LC1: A Single Sample

set.seed(76)
sample_50 <- resample(profiles$height, size=50, replace = FALSE)

LC2: A 95% CI

xbar <- mean(sample_50)
s <- sd(sample_50)
n <- length(sample_50)
c(xbar, s, n)
## [1] 68.340000  4.688719 50.000000
c(xbar -2*s/sqrt(n), xbar +2*s/sqrt(n))
## [1] 67.01383 69.66617

Our 95% CI is \[ \left(\overline{x} - 2 SE, \overline{x} + 2 SE\right) =\left(\overline{x} - 2 \frac{s}{\sqrt{n}}, \overline{x} + 2 \frac{s}{\sqrt{n}}\right) = \left(67.01, 69.67\right) \]

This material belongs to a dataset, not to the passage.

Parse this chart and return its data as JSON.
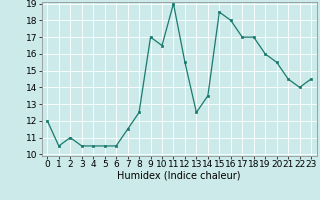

Long-Run Performance of CI

Back to theoretical/rhetorical land Let’s repeat the following procedure 100 times:

  1. Take a sample of size \(n=50\)
  2. Compute the 95% CI based on \(\overline{x}\), \(s\), \(\sqrt{n}\)
  3. See if we caught the fish

Here are the (random) results:

Our net missed the fish 3 times! On average, it will miss it 5% of the time.

Correct Interpretation of Original CI

So the correct interpretation of our original 95% confidence interval (67.01, 69.67)

  • IS: the procedure that generated the CI (67.01, 69.67) is 95% reliable. i.e. 95% of the time it will get it right
  • IS NOT: the probability that (67.01, 69.67) contains the true mean height is 95%.
    i.e. the probability is either 1 or 0: either is does or doesn’t.